Nuclei with stable ground state deformation have the most bound at equilibrium shape that is deformed. The difference between binding energies of such nuclei in deformed and spherical shapes is the deformation energy ${\mathcal{E}}_{\mathrm{def}}$ [45], [46], [47]. Note that values of ${\mathcal{E}}_{\mathrm{def}}$ are close to 5–10 MeV for well-deformed heavy nuclei [45], [46], [47]. If deformed parent and daughter nuclei are considered as spherical, then the energy balance of $\mathrm{\alpha }$-decay should take into account the variation of the deformation energy.
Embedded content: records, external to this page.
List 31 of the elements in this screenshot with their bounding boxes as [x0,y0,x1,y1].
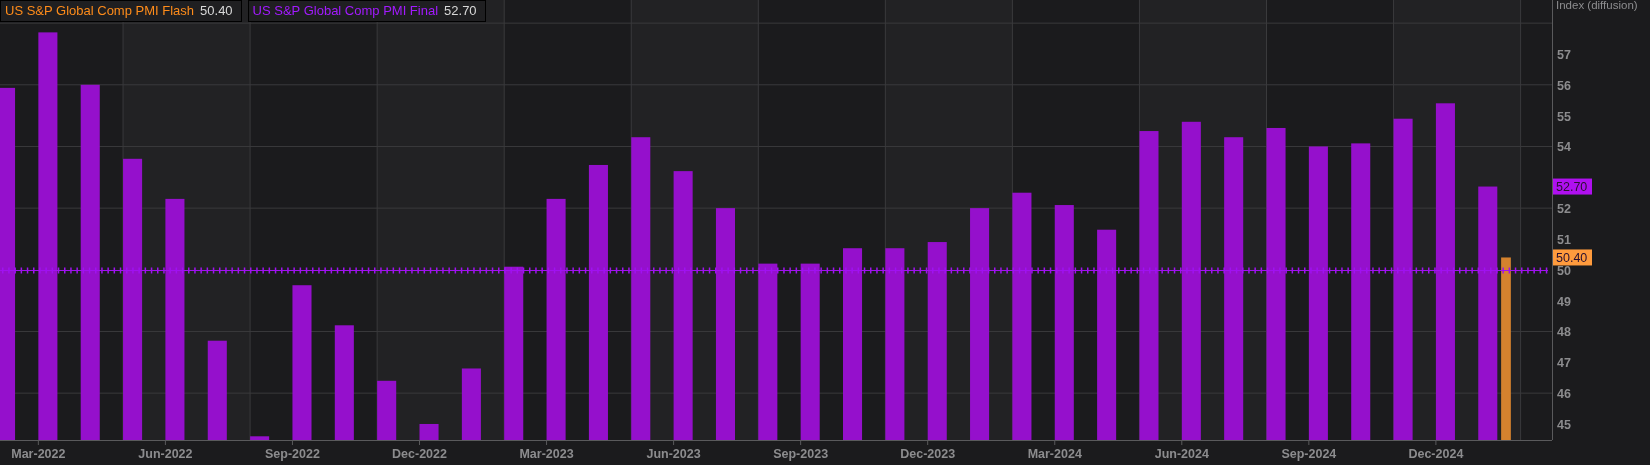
x-axis-label: Sep-2024 [1281,447,1337,461]
x-axis-label: Jun-2024 [1154,447,1209,461]
x-axis-label: Mar-2023 [519,447,574,461]
x-axis-label: Dec-2024 [1408,447,1464,461]
x-axis-label: Jun-2022 [138,447,193,461]
y-axis-label: 47 [1557,356,1571,371]
y-axis-label: 55 [1557,109,1571,124]
y-axis-label: 45 [1557,417,1571,432]
y-axis-label: 56 [1557,78,1571,93]
x-axis-label: Dec-2022 [392,447,447,461]
x-axis-label: Sep-2023 [773,447,829,461]
series-value: 52.70 [444,3,477,18]
x-axis-label: Mar-2024 [1027,447,1082,461]
x-axis-label: Jun-2023 [646,447,701,461]
value-tag: 50.40 [1553,249,1592,266]
series-value: 50.40 [200,3,233,18]
y-axis-label: 54 [1557,140,1571,155]
y-axis-label: 51 [1557,232,1571,247]
y-axis-label: 49 [1557,294,1571,309]
series-name: US S&P Global Comp PMI Final [252,3,439,18]
y-axis-label: 50 [1557,263,1571,278]
series-name: US S&P Global Comp PMI Flash [5,3,195,18]
y-axis-label: 48 [1557,325,1571,340]
x-axis-label: Mar-2022 [11,447,66,461]
x-axis-label: Dec-2023 [900,447,956,461]
x-axis-label: Sep-2022 [265,447,320,461]
y-axis-label: 46 [1557,387,1571,402]
y-axis-label: 57 [1557,47,1571,62]
value-tag: 52.70 [1553,178,1592,195]
axis-title: Index (diffusion) [1556,0,1638,11]
y-axis-label: 52 [1557,202,1571,217]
This strongly affects the condition of $\mathrm{\alpha }$-emission, because the $\mathrm{\alpha }$-decay half-life is very sensitive to the variation of the energy released in an $\mathrm{\alpha }$-transition.
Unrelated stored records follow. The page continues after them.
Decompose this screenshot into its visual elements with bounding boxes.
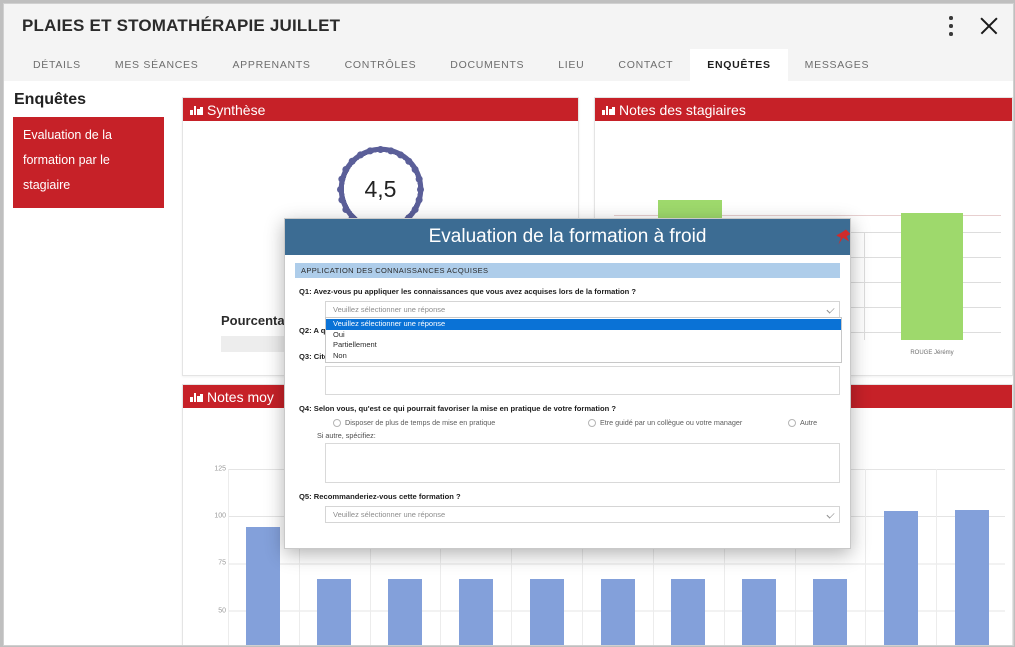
chart-bar — [529, 579, 564, 645]
chart-bar — [883, 511, 918, 645]
question-5-label: Q5: Recommanderiez-vous cette formation … — [299, 492, 461, 501]
question-5-select-value: Veuillez sélectionner une réponse — [333, 510, 446, 519]
card-notes-moyennes-title: Notes moy — [207, 388, 274, 405]
question-4-option-0-label: Disposer de plus de temps de mise en pra… — [345, 418, 496, 427]
question-4-other-textarea[interactable] — [325, 443, 840, 483]
chart-bar — [671, 579, 706, 645]
window-titlebar: PLAIES ET STOMATHÉRAPIE JUILLET — [4, 4, 1013, 49]
tab-enqu-tes[interactable]: ENQUÊTES — [690, 49, 788, 81]
page-title: PLAIES ET STOMATHÉRAPIE JUILLET — [22, 16, 341, 35]
modal-title: Evaluation de la formation à froid — [428, 226, 707, 247]
chart-bar — [388, 579, 423, 645]
question-1-field: Veuillez sélectionner une réponse — [325, 301, 840, 318]
x-axis-label: ROUGE Jérémy — [910, 350, 954, 356]
card-notes-stagiaires-header: Notes des stagiaires — [595, 98, 1012, 121]
question-4-option-1[interactable]: Etre guidé par un collègue ou votre mana… — [588, 418, 788, 427]
modal-scroll-area[interactable]: APPLICATION DES CONNAISSANCES ACQUISES Q… — [285, 255, 850, 548]
question-5-select[interactable]: Veuillez sélectionner une réponse — [325, 506, 840, 523]
question-1-label: Q1: Avez-vous pu appliquer les connaissa… — [299, 287, 637, 296]
sidebar-title: Enquêtes — [14, 91, 87, 108]
modal-section-title: APPLICATION DES CONNAISSANCES ACQUISES — [295, 263, 840, 278]
card-synthese-title: Synthèse — [207, 101, 266, 118]
chart-bar — [458, 579, 493, 645]
tab-lieu[interactable]: LIEU — [541, 49, 601, 81]
y-axis: 0255075100125 — [194, 465, 226, 645]
tab-list: DÉTAILS MES SÉANCES APPRENANTS CONTRÔLES DOC… — [4, 49, 1013, 81]
card-synthese-header: Synthèse — [183, 98, 578, 121]
y-axis-tick: 100 — [214, 512, 226, 520]
question-4-option-2-label: Autre — [800, 418, 818, 427]
chart-bar — [742, 579, 777, 645]
bar-chart-icon — [190, 392, 203, 402]
sidebar: Enquêtes Evaluation de la formation par … — [4, 81, 174, 208]
close-icon[interactable] — [975, 12, 1003, 40]
tab-d-tails[interactable]: DÉTAILS — [16, 49, 98, 81]
modal-titlebar: Evaluation de la formation à froid — [285, 219, 850, 255]
tab-apprenants[interactable]: APPRENANTS — [215, 49, 327, 81]
pin-icon[interactable] — [834, 228, 851, 246]
question-4-options: Disposer de plus de temps de mise en pra… — [333, 418, 840, 427]
radio-icon — [333, 418, 341, 427]
y-axis-tick: 125 — [214, 465, 226, 473]
question-1-dropdown-options[interactable]: Veuillez sélectionner une réponse Oui Part… — [325, 317, 842, 363]
bar-chart-icon — [190, 105, 203, 115]
card-notes-stagiaires-title: Notes des stagiaires — [619, 101, 746, 118]
chart-bar — [812, 579, 847, 645]
tab-mes-s-ances[interactable]: MES SÉANCES — [98, 49, 216, 81]
window-actions — [941, 12, 1003, 40]
dropdown-option[interactable]: Partiellement — [326, 340, 841, 351]
question-4-label: Q4: Selon vous, qu'est ce qui pourrait f… — [299, 404, 617, 413]
dropdown-option[interactable]: Veuillez sélectionner une réponse — [326, 319, 841, 330]
question-1-select-value: Veuillez sélectionner une réponse — [333, 305, 446, 314]
tab-contact[interactable]: CONTACT — [601, 49, 690, 81]
question-4-option-0[interactable]: Disposer de plus de temps de mise en pra… — [333, 418, 588, 427]
bar-chart-icon — [602, 105, 615, 115]
modal-body: APPLICATION DES CONNAISSANCES ACQUISES Q… — [285, 255, 850, 548]
tab-bar: DÉTAILS MES SÉANCES APPRENANTS CONTRÔLES DOC… — [4, 49, 1013, 82]
evaluation-modal: Evaluation de la formation à froid APPLI… — [284, 218, 851, 549]
chart-bar — [901, 213, 963, 340]
dropdown-option[interactable]: Oui — [326, 330, 841, 341]
question-5-field: Veuillez sélectionner une réponse — [325, 506, 840, 523]
radio-icon — [788, 418, 796, 427]
chart-bar — [600, 579, 635, 645]
chevron-down-icon — [826, 305, 835, 314]
chart-bar — [246, 526, 281, 645]
question-4-option-2[interactable]: Autre — [788, 418, 817, 427]
sidebar-item-evaluation-formation-stagiaire[interactable]: Evaluation de la formation par le stagia… — [13, 117, 164, 208]
chart-bar — [317, 579, 352, 645]
tab-documents[interactable]: DOCUMENTS — [433, 49, 541, 81]
y-axis-tick: 75 — [218, 559, 226, 567]
question-4-other-label: Si autre, spécifiez: — [317, 431, 376, 440]
dropdown-option[interactable]: Non — [326, 351, 841, 362]
question-1-select[interactable]: Veuillez sélectionner une réponse — [325, 301, 840, 318]
application-window: PLAIES ET STOMATHÉRAPIE JUILLET DÉTAILS M… — [3, 3, 1014, 646]
question-3-textarea[interactable] — [325, 366, 840, 395]
chevron-down-icon — [826, 510, 835, 519]
y-axis-tick: 50 — [218, 607, 226, 615]
tab-contr-les[interactable]: CONTRÔLES — [328, 49, 434, 81]
question-4-option-1-label: Etre guidé par un collègue ou votre mana… — [600, 418, 743, 427]
more-vertical-icon[interactable] — [941, 13, 961, 39]
tab-messages[interactable]: MESSAGES — [788, 49, 887, 81]
chart-bar — [954, 509, 989, 645]
radio-icon — [588, 418, 596, 427]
The interaction potential between an $\mathrm{\alpha }$-particle and nucleus consists of nuclear, Coulomb, and centrifugal parts. The nuclear and Coulomb parts are taken into account in the evaluation of the $\mathrm{\alpha }$-decay half-lives and $\mathrm{\alpha }$-capture cross sections in Ref. [29]. However the centrifugal part of the $\mathrm{\alpha }$-nucleus potential is exactly accounted for in evaluation of $\mathrm{\alpha }$-capture cross sections and ignored in calculation of $\mathrm{\alpha }$-decay half-lives [29], because the spins and parities of the parent and daughter nuclei as well as angular momentum of the $\mathrm{\alpha }$-transitions are neglected. Nevertheless, $\mathrm{\alpha }$-transitions between ground states of even–odd, odd–even, and odd–odd nuclei occur at non-zero values of angular momentum of the $\mathrm{\alpha }$-particle when the spins and/or parities of the parent and daughter nuclei are different. As a result, the centrifugal potential distinctly contributes to the total $\mathrm{\alpha }$-nucleus potential at small distances between the daughter nucleus and the $\mathrm{\alpha }$-particle. The $\mathrm{\alpha }$-decay half-life depends exponentially on the interaction, which is very sensitive to the $\mathrm{\alpha }$-nucleus potential. Therefore accurate consideration of the $\mathrm{\alpha }$-transitions should take into account the spins and parities of the parent and daughter nuclei and the angular momentum of the emitted $\mathrm{\alpha }$-particle [16], [20].

Experimental values and theoretical estimates of the ground-state spins and parities are known for many nuclei [8], [9]. Moreover the number of nuclei with known values of ground-state spin and parity is always being extended. Therefore we re-evaluate the $\mathrm{\alpha }$-nucleus interaction potential using available updated data for $\mathrm{\alpha }$-decay half-lives, the spins and parities of the ground-states of parent and daughter nuclei and $\mathrm{\alpha }$-capture reaction cross sections. Due to this, our approach becomes more accurate.

Our unified model for $\mathrm{\alpha }$-decay and $\mathrm{\alpha }$-capture (UMADAC) is briefly discussed in Section 2. The selection of adjustable parameters and discussion of the results are given in Section 3. Section 4 is dedicated to conclusions.